Entscheidungsstichwort (Thema)
Voraussetzungen für den Vorwurf einer rechtsmissbräuchlichen Verfolgung gleichlautender wettbewerbsrechtlicher Unterlassungsansprüche durch mehrere Gläubiger
Leitsatz (amtlich)
Werden gleichlautende wettbewerbsrechtliche Unterlassungsansprüche durch mehrere Unterlassungsgläubiger parallel durch denselben Rechtsanwalt geltend gemacht, kann dies den Vorwurf der rechtsmissbräuchlichen Mehrfachverfolgung grundsätzlich nur dann begründen, wenn diese Unternehmen konzernmäßig oder in anderer Weise derart miteinander verbunden sind, dass sie die Verfolgung der Ansprüche durch nur eines dieser Unternehmen zuverlässig untereinander abstimmen können. Etwas anderes kann dann gelten, wenn der Anwalt "sämtliche Fäden in der Hand hat", d.h. die Mehrfachabmahnung aus eigener Initiative und in alleiniger Verantwortung losgelöst vom Willen der einzelnen Gläubiger koordiniert.
Normenkette
UWG § 8 Abs. 4
Verfahrensgang
LG Frankfurt am Main (Beschluss vom 18.06.2015; Aktenzeichen 2-3 O 21/15) |
Tenor
Der angefochtene Beschluss wird abgeändert.
Die Kosten des Eilverfahrens einschließlich der Kosten des Beschwerdeverfahrens werden der Antragsgegnerin auferlegt.
Der Streitwert für das Eilverfahren wird in Abänderung des Beschlusses des LG Frankfurt vom 20.1.2015 auf 1.000 EUR festgesetzt.
Der Streitwert des Beschwerdeverfahrens entspricht dem hieraus abgeleiteten Kosteninteresse der Antragstellerin.
Gründe
I. Die Parteien sind Mitbewerber beim Online-Vertrieb von Verpackungsmaterialien. Der Verfahrensbevollmächtigte der Antragstellerin vertritt auch die ebenfalls in diesem Geschäftsbereich tätigen Unternehmen A GmbH und B UG. Seit 2013 führten die Antragsgegnerin einerseits, die Antragstellerin und die o.g.
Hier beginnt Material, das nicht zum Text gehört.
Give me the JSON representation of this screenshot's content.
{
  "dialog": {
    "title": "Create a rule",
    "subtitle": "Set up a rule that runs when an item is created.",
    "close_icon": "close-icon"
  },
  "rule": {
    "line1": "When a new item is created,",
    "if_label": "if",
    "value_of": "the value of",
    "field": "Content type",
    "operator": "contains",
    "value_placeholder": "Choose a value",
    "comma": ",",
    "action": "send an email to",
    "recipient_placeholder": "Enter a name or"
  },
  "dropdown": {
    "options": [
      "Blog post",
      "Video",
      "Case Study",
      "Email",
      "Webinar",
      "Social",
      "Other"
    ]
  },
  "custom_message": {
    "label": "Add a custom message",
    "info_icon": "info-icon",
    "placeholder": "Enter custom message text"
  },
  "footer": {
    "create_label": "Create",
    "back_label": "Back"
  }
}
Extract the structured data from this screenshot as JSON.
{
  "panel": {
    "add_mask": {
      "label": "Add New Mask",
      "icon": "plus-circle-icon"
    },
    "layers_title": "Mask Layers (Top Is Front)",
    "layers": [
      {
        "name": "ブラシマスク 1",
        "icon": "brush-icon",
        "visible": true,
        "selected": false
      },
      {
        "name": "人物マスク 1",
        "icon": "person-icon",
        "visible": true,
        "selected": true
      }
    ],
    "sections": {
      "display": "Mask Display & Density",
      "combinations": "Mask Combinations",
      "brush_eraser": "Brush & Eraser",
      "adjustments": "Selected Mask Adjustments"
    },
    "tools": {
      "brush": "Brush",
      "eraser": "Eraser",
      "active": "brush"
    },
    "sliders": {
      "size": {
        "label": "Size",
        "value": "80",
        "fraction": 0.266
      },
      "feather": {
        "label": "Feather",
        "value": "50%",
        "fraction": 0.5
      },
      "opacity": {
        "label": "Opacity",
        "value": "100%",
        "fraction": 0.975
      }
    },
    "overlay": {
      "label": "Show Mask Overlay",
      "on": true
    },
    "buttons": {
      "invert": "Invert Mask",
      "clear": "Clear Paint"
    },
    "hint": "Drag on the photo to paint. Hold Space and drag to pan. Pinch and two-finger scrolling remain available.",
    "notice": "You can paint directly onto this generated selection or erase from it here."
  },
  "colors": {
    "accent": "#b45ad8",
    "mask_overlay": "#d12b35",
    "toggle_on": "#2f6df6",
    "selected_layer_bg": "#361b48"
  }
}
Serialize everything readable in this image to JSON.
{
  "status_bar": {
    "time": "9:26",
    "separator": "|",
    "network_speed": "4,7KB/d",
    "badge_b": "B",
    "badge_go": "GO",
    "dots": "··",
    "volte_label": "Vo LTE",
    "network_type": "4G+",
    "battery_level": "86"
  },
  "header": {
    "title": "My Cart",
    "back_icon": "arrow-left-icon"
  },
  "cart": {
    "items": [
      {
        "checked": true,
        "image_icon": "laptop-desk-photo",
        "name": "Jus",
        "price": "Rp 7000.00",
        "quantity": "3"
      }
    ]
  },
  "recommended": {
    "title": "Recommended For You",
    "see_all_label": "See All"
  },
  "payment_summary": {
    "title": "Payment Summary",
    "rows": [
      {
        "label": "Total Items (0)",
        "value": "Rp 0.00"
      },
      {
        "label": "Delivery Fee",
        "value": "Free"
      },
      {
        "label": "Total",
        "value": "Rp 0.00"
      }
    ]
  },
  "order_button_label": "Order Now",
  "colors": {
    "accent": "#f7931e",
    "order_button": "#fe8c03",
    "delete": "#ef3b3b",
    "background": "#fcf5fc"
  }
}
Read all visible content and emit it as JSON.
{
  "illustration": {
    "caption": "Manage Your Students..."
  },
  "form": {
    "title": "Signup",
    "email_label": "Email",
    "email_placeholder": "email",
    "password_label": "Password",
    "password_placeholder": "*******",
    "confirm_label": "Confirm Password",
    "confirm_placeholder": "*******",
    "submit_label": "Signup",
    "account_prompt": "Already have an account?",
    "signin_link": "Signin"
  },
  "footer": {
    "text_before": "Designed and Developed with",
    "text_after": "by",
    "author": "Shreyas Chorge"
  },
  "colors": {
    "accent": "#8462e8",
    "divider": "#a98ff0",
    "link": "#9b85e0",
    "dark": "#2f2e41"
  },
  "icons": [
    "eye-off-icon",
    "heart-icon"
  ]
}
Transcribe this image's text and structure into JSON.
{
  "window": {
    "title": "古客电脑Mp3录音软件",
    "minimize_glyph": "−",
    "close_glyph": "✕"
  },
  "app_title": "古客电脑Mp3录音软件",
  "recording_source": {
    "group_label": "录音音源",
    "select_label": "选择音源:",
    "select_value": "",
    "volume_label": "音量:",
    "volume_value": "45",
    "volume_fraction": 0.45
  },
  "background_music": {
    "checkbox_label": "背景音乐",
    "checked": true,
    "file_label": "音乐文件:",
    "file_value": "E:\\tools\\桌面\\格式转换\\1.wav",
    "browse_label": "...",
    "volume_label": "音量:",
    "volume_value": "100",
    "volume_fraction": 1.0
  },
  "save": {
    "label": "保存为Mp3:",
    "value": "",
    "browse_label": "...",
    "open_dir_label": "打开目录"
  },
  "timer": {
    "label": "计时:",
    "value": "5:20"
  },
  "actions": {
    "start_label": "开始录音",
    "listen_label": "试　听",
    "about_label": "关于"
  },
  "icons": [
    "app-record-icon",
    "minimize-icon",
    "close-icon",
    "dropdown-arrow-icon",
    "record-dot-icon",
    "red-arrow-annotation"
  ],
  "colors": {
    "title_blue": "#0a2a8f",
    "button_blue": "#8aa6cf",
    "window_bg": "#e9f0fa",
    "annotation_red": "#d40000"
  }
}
Firmen andererseits wechselseitige wettbewerbsrechtliche Auseinandersetzungen, was zu mehr als 40 gerichtlichen und außergerichtlichen Verfahren geführt hat.
Am 11.12.2014 erhielt die Antragsgegnerin eine im Namen der Firma B (UG) ausgesprochene Abmahnung des Antragstellervertreters, mit der beanstandet wurde, dass die Antragsgegnerin in einer Google - Shoplink - Anzeige die Auslobung "Versand gratis" verwendete, ohne darauf hinzuweisen, dass für eine Lieferung auf bestimmte deutsche Inseln ein so genannter "Inselzuschlag" verlangt wird (Anlage AG 5). Nachdem die Antragsgegnerin hierauf nicht reagierte, erwirkte die Firma B beim LG Hamburg am 29.12.2014 eine entsprechende einstweilige Verfügung (Az.:!/14 - Anlage AG 7).
In der Zwischenzeit hatte die Antragsgegnerin die Antragstellerin wegen eines Verstoßes gegen die Pflicht zur Grundpreisangabe gem. § 2 Abs. 1 der PAngV in einer auf der Handelsplattform "Ebay" eingestellten Werbeanzeige abgemahnt (Anlage K 10).
Am 31.12.2014 sprach der Antragstellervertreter in deren Namen eine weitere Abmahnung gegenüber der Antragsgegnerin aus, weil diese in einem anderen, bei Google veröffentlichten Angebot, wiederum mit der Aussage "Versand gratis" warb, ohne den "Inselzuschlag" zu erwähnen (Anlage AG 6). Beiden Abmahnungen war ein Gegenstandswert von jeweils 40.000 EUR zu Grunde gelegt worden.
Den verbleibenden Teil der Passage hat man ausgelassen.